We also implement a stac df to stac geoparquet converter that can be used to write geoparquet without requiring users to explicitly cast the schema or explode the dataframe. This could potentially be implemented in stac_geopaquet writer using a stac df loaded if feasible. This code connects to the Microsoft Planetary Computer’s STAC API to fetch the “aster-l1t” collection. It defines spatial (bounding box) and temporal (datetime interval) extents for the data to be saved. The script checks if a specified output path (/tmp/stac_temp_aster-l1t) exists, deletes it if it does, and then saves the filtered items to GeoParquet. Afterward, it reads the saved GeoParquet data into a Spark DataFrame and displays the contents. Finally, it cleans up by deleting the output path again.
# Collection to be loaded
collection = client.get_collection("sentinel-2-c1-l2a")

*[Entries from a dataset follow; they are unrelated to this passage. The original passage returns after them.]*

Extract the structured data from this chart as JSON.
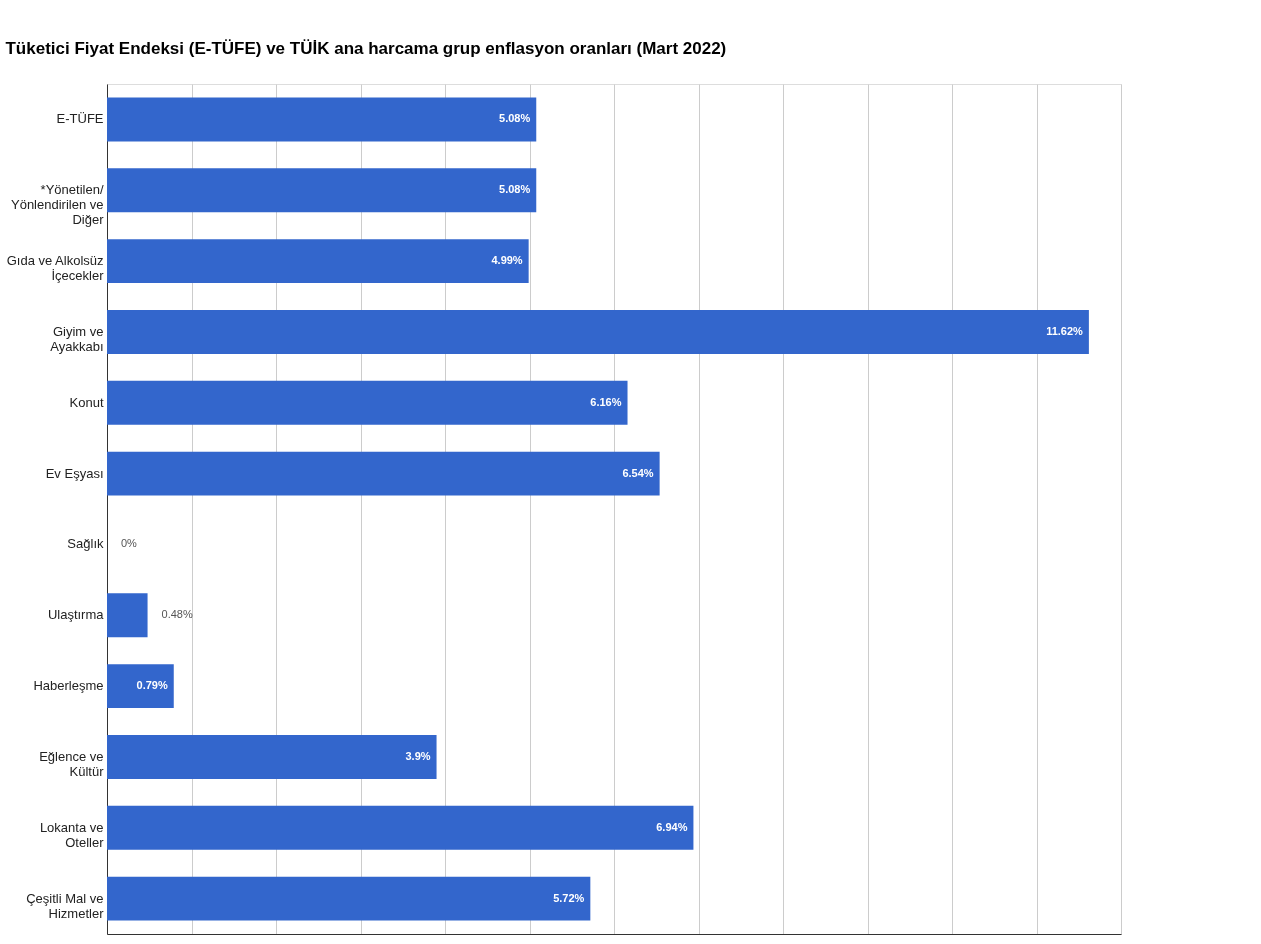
{
  "chart_data": {
    "type": "bar",
    "orientation": "horizontal",
    "title": "Tüketici Fiyat Endeksi (E-TÜFE) ve TÜİK ana harcama grup enflasyon oranları (Mart 2022)",
    "categories": [
      "E-TÜFE",
      "*Yönetilen/ Yönlendirilen ve Diğer",
      "Gıda ve Alkolsüz İçecekler",
      "Giyim ve Ayakkabı",
      "Konut",
      "Ev Eşyası",
      "Sağlık",
      "Ulaştırma",
      "Haberleşme",
      "Eğlence ve Kültür",
      "Lokanta ve Oteller",
      "Çeşitli Mal ve Hizmetler"
    ],
    "values": [
      5.08,
      5.08,
      4.99,
      11.62,
      6.16,
      6.54,
      0,
      0.48,
      0.79,
      3.9,
      6.94,
      5.72
    ],
    "value_labels": [
      "5.08%",
      "5.08%",
      "4.99%",
      "11.62%",
      "6.16%",
      "6.54%",
      "0%",
      "0.48%",
      "0.79%",
      "3.9%",
      "6.94%",
      "5.72%"
    ],
    "color": "#3366cc",
    "xlim": [
      0,
      12
    ],
    "xticks": [
      {
        "value": 0,
        "label": null
      },
      {
        "value": 1,
        "label": null
      },
      {
        "value": 2,
        "label": null
      },
      {
        "value": 3,
        "label": null
      },
      {
        "value": 4,
        "label": null
      },
      {
        "value": 5,
        "label": null
      },
      {
        "value": 6,
        "label": null
      },
      {
        "value": 7,
        "label": null
      },
      {
        "value": 8,
        "label": null
      },
      {
        "value": 9,
        "label": null
      },
      {
        "value": 10,
        "label": null
      },
      {
        "value": 11,
        "label": null
      },
      {
        "value": 12,
        "label": null
      }
    ],
    "grid": "x",
    "tick_labels": "y"
  }
}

# Define spatial and temporal extents
bbox = [[-114.0, -31.0, -108.0, 37.0]]
datetime = [["2025-01-01T00:00:00Z", "2025-02-01T00:00:00Z"]]

import os
import shutil

out_path = "/tmp/stac_temp_sentinel-2-c1-l2a"

# Delete the out_path if it exists
if os.path.exists(out_path):
    shutil.rmtree(out_path)

# Save items to GeoParquet
collection.save_to_geoparquet(
    output_path=out_path, bbox=bbox, datetime=datetime
)

# Delete the out_path if it exists
if os.path.exists(out_path):
    shutil.rmtree(out_path)